The modelling philosophy of Mackowiak and Wiederholt differs from that used in this paper in their more abstract approach. They do not explicitly specify what the idiosyncratic conditions facing the firms in their model are, which makes it harder to judge whether the constraints on information processing capacity that are necessary to match the data are realistic or not. In this paper, the precision of firms' information is determined by the relative variance of individual firms' marginal costs and the economy-wide aggregate marginal cost. This explicit approach makes it possible, at least in principle, to compare variances of the model with variances in the data.
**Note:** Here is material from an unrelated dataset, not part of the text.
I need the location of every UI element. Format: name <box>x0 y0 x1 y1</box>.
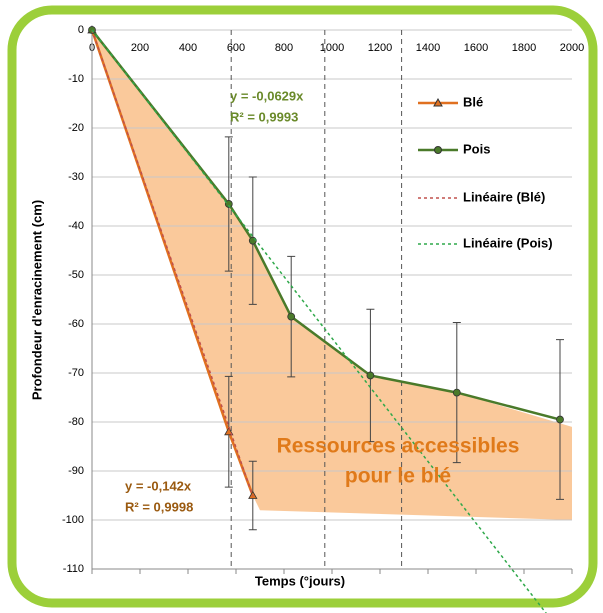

It is then also possible to ask whether information imperfections are likely to be large enough in reality to be important for the dynamics of inflation. It is hard to argue that firms' own marginal costs and lagged inflation and output are the only information available to agents in reality. However, a necessary condition for explanations of economic phenomena to be plausibly based on limited information availability (or limited capacity to process information) is that quantities that are immediately and costlessly observable to agents are not too informative.
In the specific case considered here, the firm-level idiosyncratic wage variances necessary to replicate US inflation dynamics was about half of the overall variance of real wages. In principle, this could be compared to variance ratios in the data, but in practice, such a comparison is constrained by the limited availability of firm-level data. Martins (2003) is a rare study that provides some information on the relative size of firm-specific and industry-wide variances of wages paid in one industry (garment production) in one country (Portugal). If Martins' numbers are representative, actual firm-specific shocks are more volatile than what is necessary for the model to replicate the observed inflation inertia, but somewhat less volatile than necessary to replicate the observed magnitude of individual price changes. However, given the very limited availability of firm-level data, it is prudent to avoid drawing strong conclusions about what should be considered a realistic lower bound on how imperfectly informed firms can be.
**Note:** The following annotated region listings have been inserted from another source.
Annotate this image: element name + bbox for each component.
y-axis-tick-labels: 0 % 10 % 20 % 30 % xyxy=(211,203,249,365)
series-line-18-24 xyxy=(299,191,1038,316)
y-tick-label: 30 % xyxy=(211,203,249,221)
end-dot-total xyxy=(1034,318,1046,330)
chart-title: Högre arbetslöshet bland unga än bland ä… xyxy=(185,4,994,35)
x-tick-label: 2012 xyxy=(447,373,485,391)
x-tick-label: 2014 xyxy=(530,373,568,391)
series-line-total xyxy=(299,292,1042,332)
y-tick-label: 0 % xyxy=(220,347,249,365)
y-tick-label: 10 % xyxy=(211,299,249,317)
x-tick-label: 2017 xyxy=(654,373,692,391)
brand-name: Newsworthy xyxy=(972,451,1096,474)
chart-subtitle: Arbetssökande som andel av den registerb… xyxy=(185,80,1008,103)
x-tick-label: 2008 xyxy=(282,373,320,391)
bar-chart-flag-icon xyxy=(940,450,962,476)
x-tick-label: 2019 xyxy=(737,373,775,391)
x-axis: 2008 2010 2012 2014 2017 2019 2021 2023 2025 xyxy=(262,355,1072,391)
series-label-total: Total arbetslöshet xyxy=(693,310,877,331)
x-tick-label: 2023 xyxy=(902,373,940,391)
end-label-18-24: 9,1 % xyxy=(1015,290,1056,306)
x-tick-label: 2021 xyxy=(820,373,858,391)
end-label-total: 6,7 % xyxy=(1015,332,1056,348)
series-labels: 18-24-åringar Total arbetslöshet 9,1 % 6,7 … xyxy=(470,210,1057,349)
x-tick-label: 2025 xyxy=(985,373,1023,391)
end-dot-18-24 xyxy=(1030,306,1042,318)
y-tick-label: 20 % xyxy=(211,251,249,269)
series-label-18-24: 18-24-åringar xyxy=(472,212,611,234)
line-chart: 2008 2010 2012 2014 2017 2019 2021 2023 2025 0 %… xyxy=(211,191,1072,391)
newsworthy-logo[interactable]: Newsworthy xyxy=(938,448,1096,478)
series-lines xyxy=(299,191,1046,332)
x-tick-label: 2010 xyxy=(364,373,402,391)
The more explicit approach to information imperfections of this paper also points out directions for further research. The present model suggests an explanation for the observed higher-inflation inertia in the US relative to the euro area. European wage bargaining is often centralised, while in the US a larger fraction of wages are set at the firm level.[14] Hence, there is thus likely to be more firm-level variation in wages in the US than in Europe which, in the model, would lead to more inertia, and could thus explain the observed differences. Comparing the predictions of the model with a larger cross-section of countries may be another way to validate the main mechanism of the model.
Finally, through the Calvo mechanism, the model is consistent with the micro evidence on the average duration of prices, but it also implies that firms need to be forward-looking when they set prices. The fact that agents in the model make dynamic choices, rather than a series of static choices, renders existing solution techniques inapplicable. The model is solved by imposing that rational expectations are common knowledge. This assumption, together with a structural model that implies that the impact of higher-order expectations are decreasing as the order of expectation increases, makes it possible to derive a solution algorithm of arbitrary accuracy. Though some of the details of the algorithm are relegated to Appendix B, it may be of independent interest to some readers.